Currently, in prosecutions for driving under the influence of alcohol, the prosecutor is entitled, by statute, to presume that a person was under the influence of alcohol when the person’s chemical test for blood alcohol content (BAC) produces a result of .08 or more. Essentially, this presumption makes a prosecutor’s job easier by allowing the prosecutor to present the BAC result as a clear and concise indicator that the accused was under the influence of alcohol. Additionally, when a person’s BAC is at or above the “per se limit” of .08, the prosecutor may charge the person with the separate charge of “DUI per se,” which carries additional civil sanctions assessed and imposed by the Department of Revenue.

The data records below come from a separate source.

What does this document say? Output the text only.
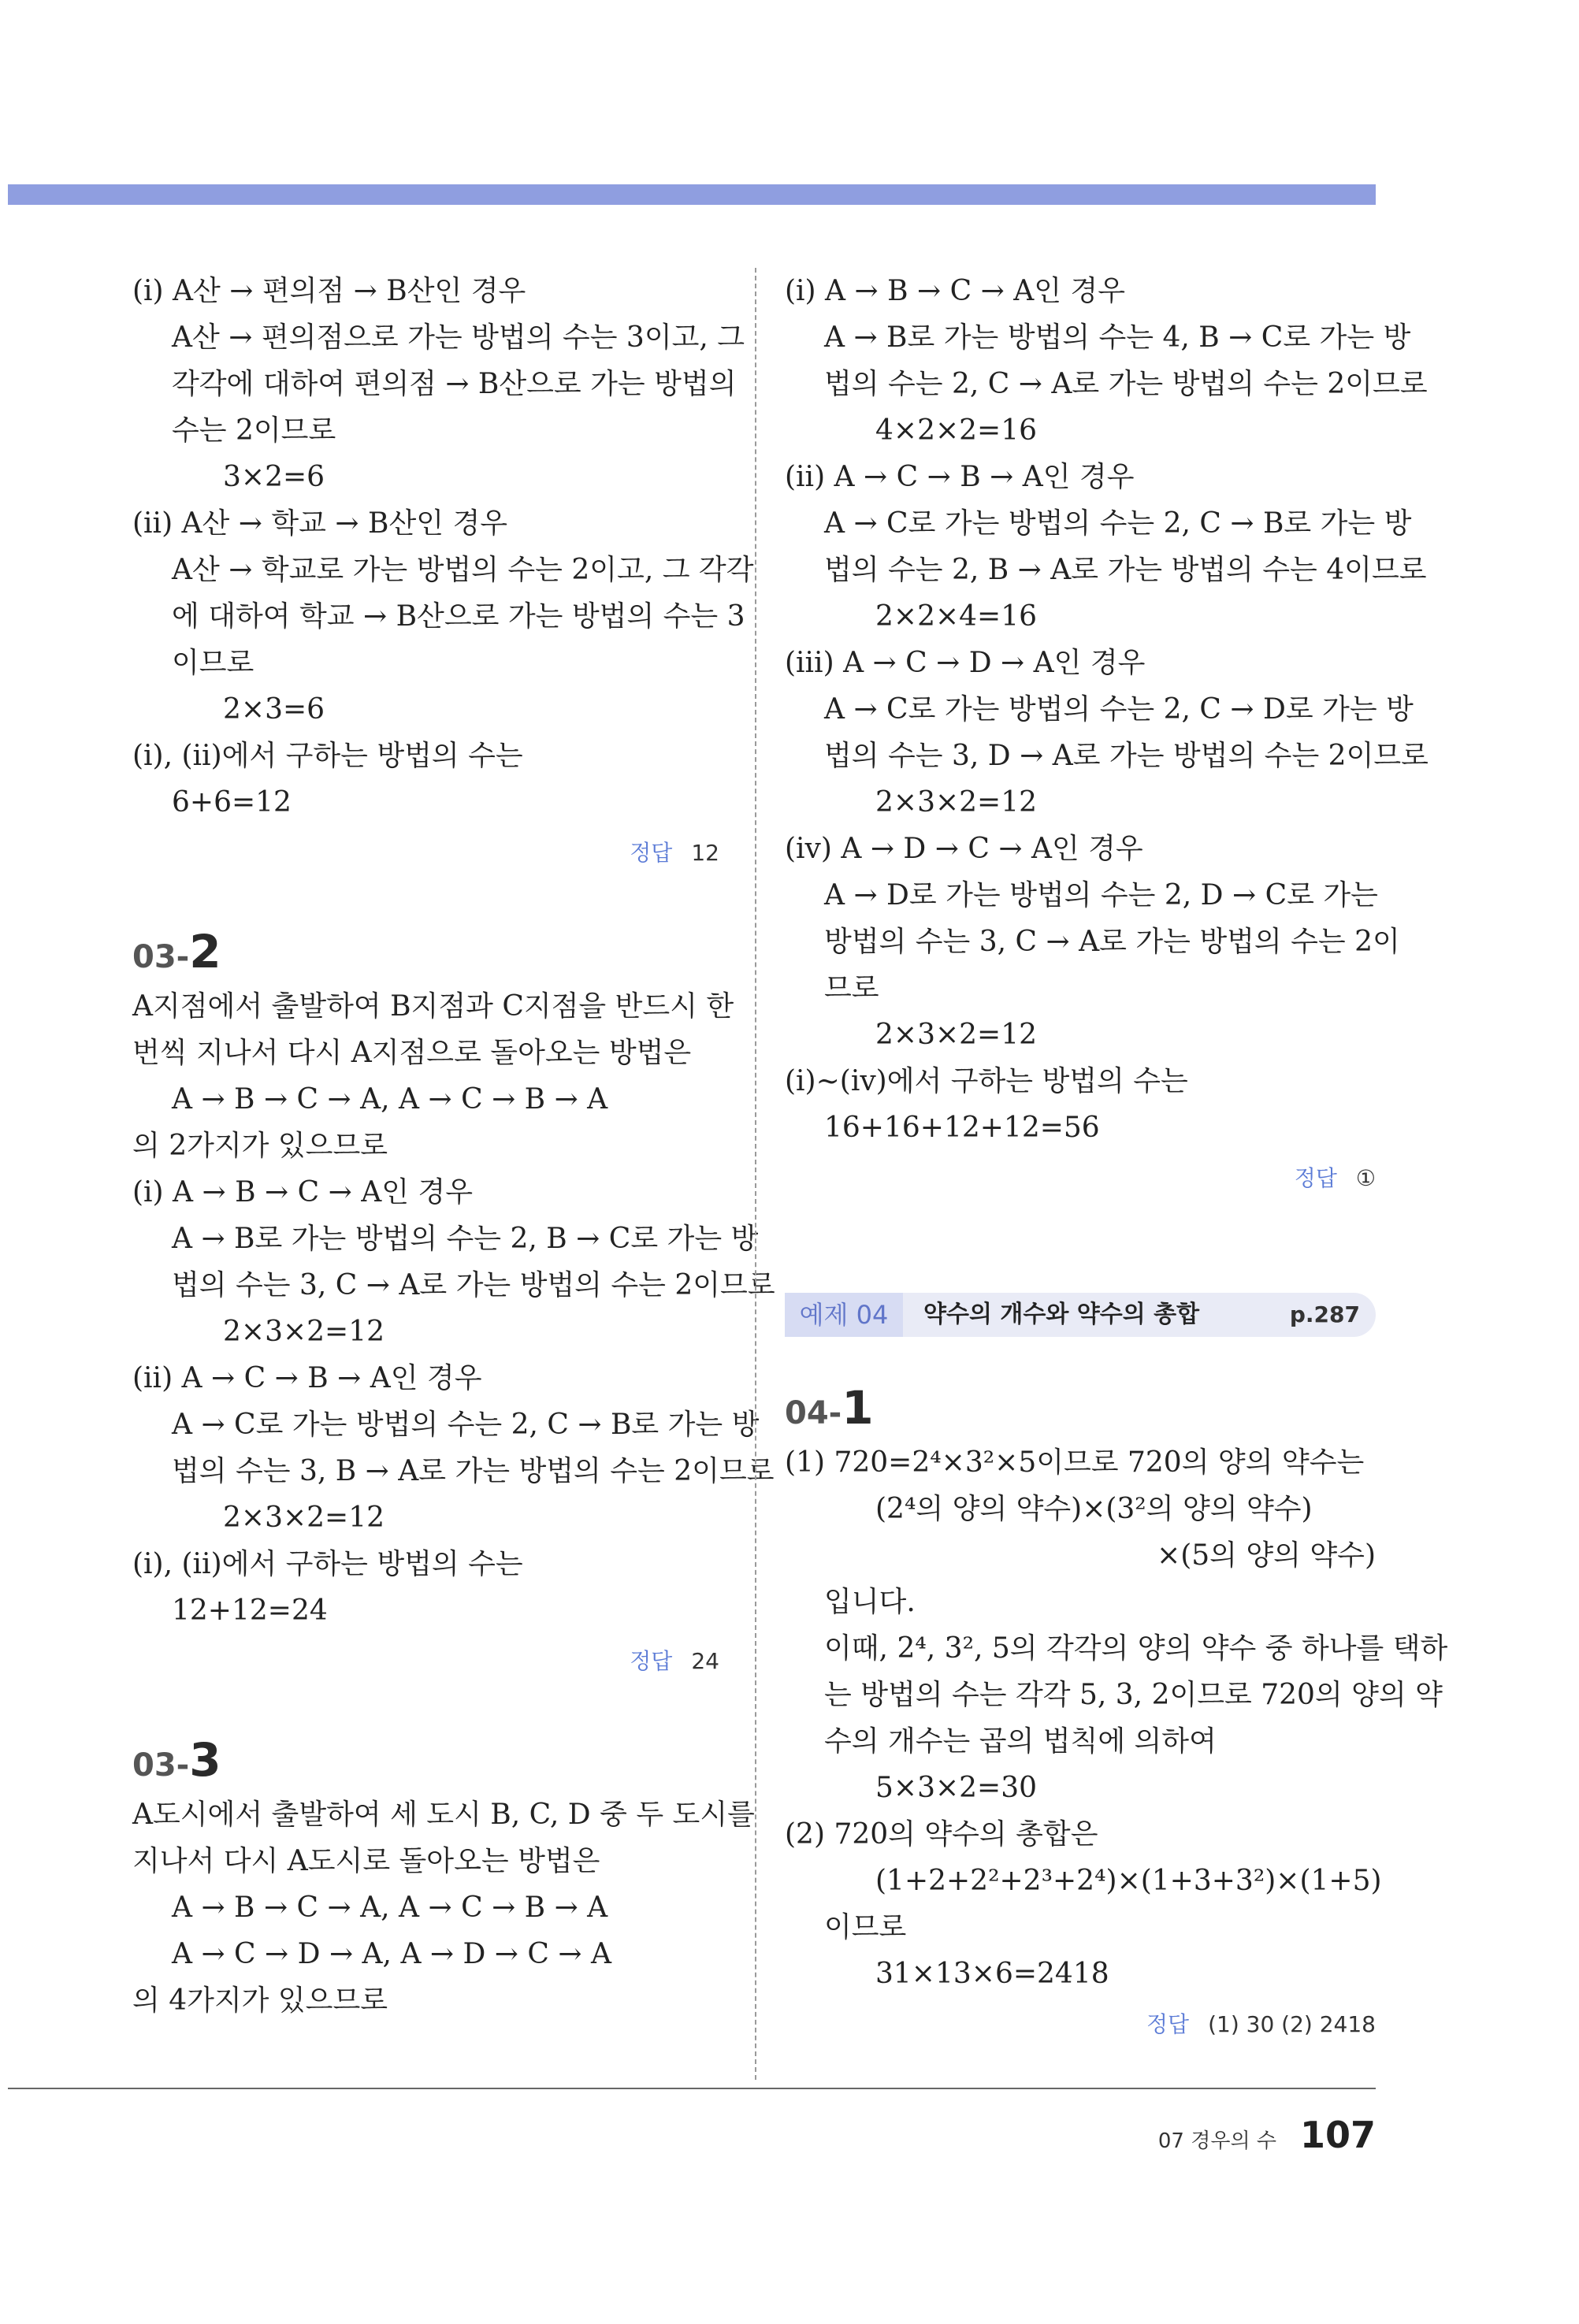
(ⅰ) A산 → 편의점 → B산인 경우
A산 → 편의점으로 가는 방법의 수는 3이고, 그
각각에 대하여 편의점 → B산으로 가는 방법의
수는 2이므로
3×2=6
(ⅱ) A산 → 학교 → B산인 경우
A산 → 학교로 가는 방법의 수는 2이고, 그 각각
에 대하여 학교 → B산으로 가는 방법의 수는 3
이므로
2×3=6
(ⅰ), (ⅱ)에서 구하는 방법의 수는
6+6=12
정답 12
03-2
A지점에서 출발하여 B지점과 C지점을 반드시 한
번씩 지나서 다시 A지점으로 돌아오는 방법은
A → B → C → A, A → C → B → A
의 2가지가 있으므로
(ⅰ) A → B → C → A인 경우
A → B로 가는 방법의 수는 2, B → C로 가는 방
법의 수는 3, C → A로 가는 방법의 수는 2이므로
2×3×2=12
(ⅱ) A → C → B → A인 경우
A → C로 가는 방법의 수는 2, C → B로 가는 방
법의 수는 3, B → A로 가는 방법의 수는 2이므로
2×3×2=12
(ⅰ), (ⅱ)에서 구하는 방법의 수는
12+12=24
정답 24
03-3
A도시에서 출발하여 세 도시 B, C, D 중 두 도시를
지나서 다시 A도시로 돌아오는 방법은
A → B → C → A, A → C → B → A
A → C → D → A, A → D → C → A
의 4가지가 있으므로
(ⅰ) A → B → C → A인 경우
A → B로 가는 방법의 수는 4, B → C로 가는 방
법의 수는 2, C → A로 가는 방법의 수는 2이므로
4×2×2=16
(ⅱ) A → C → B → A인 경우
A → C로 가는 방법의 수는 2, C → B로 가는 방
법의 수는 2, B → A로 가는 방법의 수는 4이므로
2×2×4=16
(ⅲ) A → C → D → A인 경우
A → C로 가는 방법의 수는 2, C → D로 가는 방
법의 수는 3, D → A로 가는 방법의 수는 2이므로
2×3×2=12
(ⅳ) A → D → C → A인 경우
A → D로 가는 방법의 수는 2, D → C로 가는
방법의 수는 3, C → A로 가는 방법의 수는 2이
므로
2×3×2=12
(ⅰ)~(ⅳ)에서 구하는 방법의 수는
16+16+12+12=56
정답 ①
예제 04	약수의 개수와 약수의 총합	p.287
04-1
(1) 720=2⁴×3²×5이므로 720의 양의 약수는
(2⁴의 양의 약수)×(3²의 양의 약수)
×(5의 양의 약수)
입니다.
이때, 2⁴, 3², 5의 각각의 양의 약수 중 하나를 택하
는 방법의 수는 각각 5, 3, 2이므로 720의 양의 약
수의 개수는 곱의 법칙에 의하여
5×3×2=30
(2) 720의 약수의 총합은
(1+2+2²+2³+2⁴)×(1+3+3²)×(1+5)
이므로
31×13×6=2418
정답 (1) 30 (2) 2418
07 경우의 수 107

Unlike in prosecutions for driving under the influence of alcohol, a prosecutor may not currently presume that a person is under the influence of drugs simply based on the results of a chemical test. Therefore, a prosecutor must bring forth other bits of evidence to prove the accused was substantially incapable of exercising clear judgment, sufficient physical control, or due care in operating a vehicle. On the flip side, marijuana users, even ones with medical marijuana licenses, can currently be charged with DUI if they have any amount of marijuana in their system while driving. If Senate Bill 12-117 were enacted into law, a prosecutor would be entitled to presume that someone is under the influence of drugs if at least one of the following is true:
- a milliliter of a person’s blood contains five nanograms or more of delta 9-tetrahydrocannabinol (more commonly known as “THC”); or
- a person’s blood, urine, or saliva contains ANY amount of a Schedule I controlled substance other than THC.
Similar to how evidence of BAC operates in a prosecution for driving under the influence of alcohol, the chemical tests for THC or other Schedule I controlled substance will operate to make the prosecution’s job easier.
This isn’t necessarily all bad. With respect to the THC per se limit of five nanograms, one potential positive is that prosecutors might hesitate before charging medical marijuana users with DUI if only THC is present in their blood, and the amount is below the per se limit of five nanograms. However, even if the legislation passes, medical marijuana users will still be wise to refrain from driving after using because the legislation does not prevent the prosecutor from charging someone who is below the per se limit, and there is no accurate way of gauging whether the THC in one’s system exceeds the per se limit without conducting a blood test.